Few readers of the English Bible realize that the name “James” actually comes from the Hebrew name Jacob or Yaaqov, which adds to the confusion over the various “Jameses” mentioned in the New Testament. There is, of course, Jacob the Patriarch, grandson of Abraham; James the Apostle, the fisherman brother of John and one of the two sons of Zebedee (Mark 4:21); “James the Less,” and several others. Ironically, the most obscure, and surely the most important James as “James the brother of Jesus,” known subsequently as “James the Just.” Getting our “Jameses” straight takes a bit of analysis. You can read my own attempt to sort through the names here.
Our earliest reference to James the brother of Jesus, surprisingly, comes not in our New Testament gospels but in the letter of Paul to the Galatians. There he recounts his first visit to Jerusalem after his vision of “Christ,” where he says he had an audience with “James the Lord’s brother,” the leader of the Jerusalem followers of Jesus (Galatians 1:18-19).

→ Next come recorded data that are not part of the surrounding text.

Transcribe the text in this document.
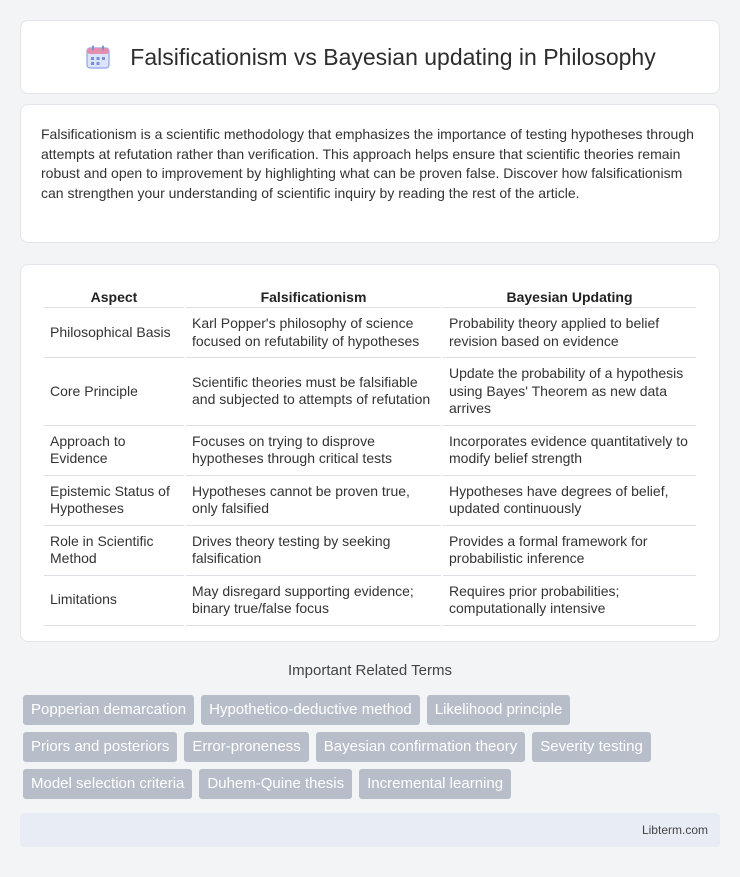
Falsificationism vs Bayesian updating in Philosophy

Falsificationism is a scientific methodology that emphasizes the importance of testing hypotheses through attempts at refutation rather than verification. This approach helps ensure that scientific theories remain robust and open to improvement by highlighting what can be proven false. Discover how falsificationism can strengthen your understanding of scientific inquiry by reading the rest of the article.

Aspect	Falsificationism	Bayesian Updating
Philosophical Basis	Karl Popper's philosophy of science focused on refutability of hypotheses	Probability theory applied to belief revision based on evidence
Core Principle	Scientific theories must be falsifiable and subjected to attempts of refutation	Update the probability of a hypothesis using Bayes' Theorem as new data arrives
Approach to Evidence	Focuses on trying to disprove hypotheses through critical tests	Incorporates evidence quantitatively to modify belief strength
Epistemic Status of Hypotheses	Hypotheses cannot be proven true, only falsified	Hypotheses have degrees of belief, updated continuously
Role in Scientific Method	Drives theory testing by seeking falsification	Provides a formal framework for probabilistic inference
Limitations	May disregard supporting evidence; binary true/false focus	Requires prior probabilities; computationally intensive
Important Related Terms
Popperian demarcation	Hypothetico-deductive method	Likelihood principle
Priors and posteriors	Error-proneness	Bayesian confirmation theory	Severity testing
Model selection criteria	Duhem-Quine thesis	Incremental learning
Libterm.com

He goes on to list this James, along with Cephas or Peter, and John–presumably the fisherman son of Zebedee–as the “pillars” of the Church. Given the later reputation of Simon Peter as the titular head of the Church and in Catholic tradition, the first “Pope” or bishop of Rome, this listing of James first, ahead of Peter, comes as a surprise to many, though the primacy of James the brother of Jesus is well attested (Acts 15:12-21; Galatians 2:11-12; Gospel of Thomas 12; Eusebius, Church History 2. 1. 3).

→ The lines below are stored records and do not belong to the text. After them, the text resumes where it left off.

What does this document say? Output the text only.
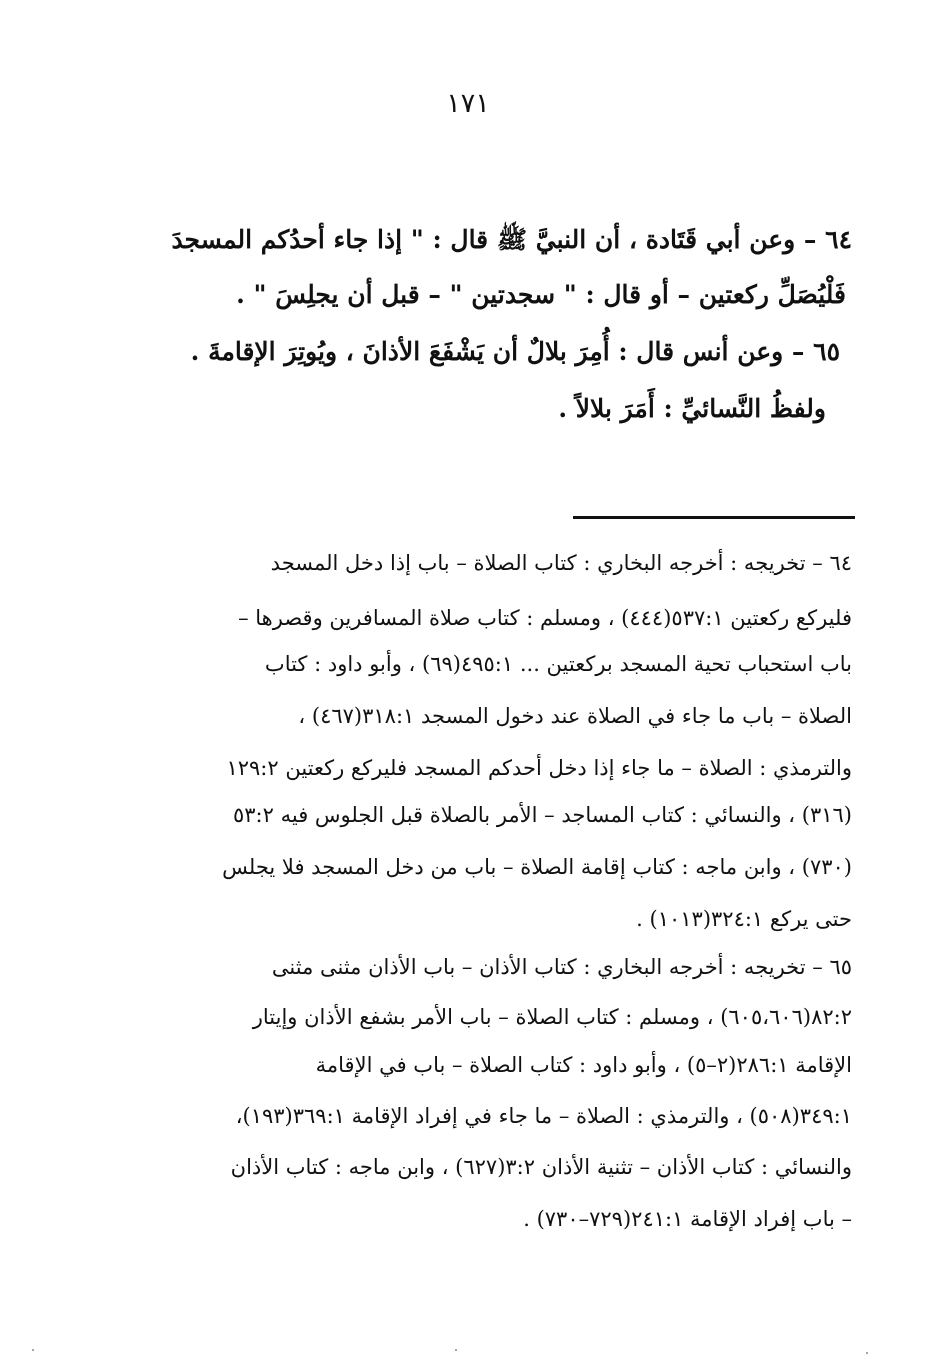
١٧١
٦٤ – وعن أبي قَتَادة ، أن النبيَّ ﷺ قال : " إذا جاء أحدُكم المسجدَ
فَلْيُصَلِّ ركعتين – أو قال : " سجدتين " – قبل أن يجلِسَ " .
٦٥ – وعن أنس قال : أُمِرَ بلالٌ أن يَشْفَعَ الأذانَ ، ويُوتِرَ الإقامةَ .
ولفظُ النَّسائيِّ : أَمَرَ بلالاً .
٦٤ – تخريجه : أخرجه البخاري : كتاب الصلاة – باب إذا دخل المسجد
فليركع ركعتين ٥٣٧:١(٤٤٤) ، ومسلم : كتاب صلاة المسافرين وقصرها –
باب استحباب تحية المسجد بركعتين ... ٤٩٥:١(٦٩) ، وأبو داود : كتاب
الصلاة – باب ما جاء في الصلاة عند دخول المسجد ٣١٨:١(٤٦٧) ،
والترمذي : الصلاة – ما جاء إذا دخل أحدكم المسجد فليركع ركعتين ١٢٩:٢
(٣١٦) ، والنسائي : كتاب المساجد – الأمر بالصلاة قبل الجلوس فيه ٥٣:٢
(٧٣٠) ، وابن ماجه : كتاب إقامة الصلاة – باب من دخل المسجد فلا يجلس
حتى يركع ٣٢٤:١(١٠١٣) .
٦٥ – تخريجه : أخرجه البخاري : كتاب الأذان – باب الأذان مثنى مثنى
٨٢:٢(٦٠٥،٦٠٦) ، ومسلم : كتاب الصلاة – باب الأمر بشفع الأذان وإيتار
الإقامة ٢٨٦:١(٢–٥) ، وأبو داود : كتاب الصلاة – باب في الإقامة
٣٤٩:١(٥٠٨) ، والترمذي : الصلاة – ما جاء في إفراد الإقامة ٣٦٩:١(١٩٣)،
والنسائي : كتاب الأذان – تثنية الأذان ٣:٢(٦٢٧) ، وابن ماجه : كتاب الأذان
– باب إفراد الإقامة ٢٤١:١(٧٢٩–٧٣٠) .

Sometimes a picture is worth a thousand words, as the saying goes. This painting acquired from a private dealer in Italy in 1811 and now in the National Gallery of Art Collection in Washington, D.C., is by an unknown artist who was apparently influenced by Cimabue (1240-1302), the great Italian painter of Florence. Cimabue is known for his move away from flat and stylized Byzantine art toward a more naturalistic attempt to portray feeling and emotion. This painting with Jesus in the center, flanked by Peter and James the brother of Jesus, seems to say it all. Notice how James is almost a “twin” of Jesus, both in expression, hair style, clothing, and general demeanor, whereas Peter is clearly “odd man out” in terms of the way he is portrayed. He even seems to be scowling over at James, perhaps jealous of his status and closeness to Jesus. This negative caricature of Peter is also found, as I have recently noted, in the Gospel of Mary Magdalene, see here, in which Peter is jealous of the intimacy and wisdom Mary apparently received from Jesus that seemed to put her above the traditional leaders among the Twelve Apostles. One has to wonder what this unknown artist knew or thought he knew about the complexities of early Christian leadership and any possible rivalry between Peter who is associated more with Rome and the West, and James the Brother of Jesus who receives great emphasis in the East–particularly among the Armenian Christians.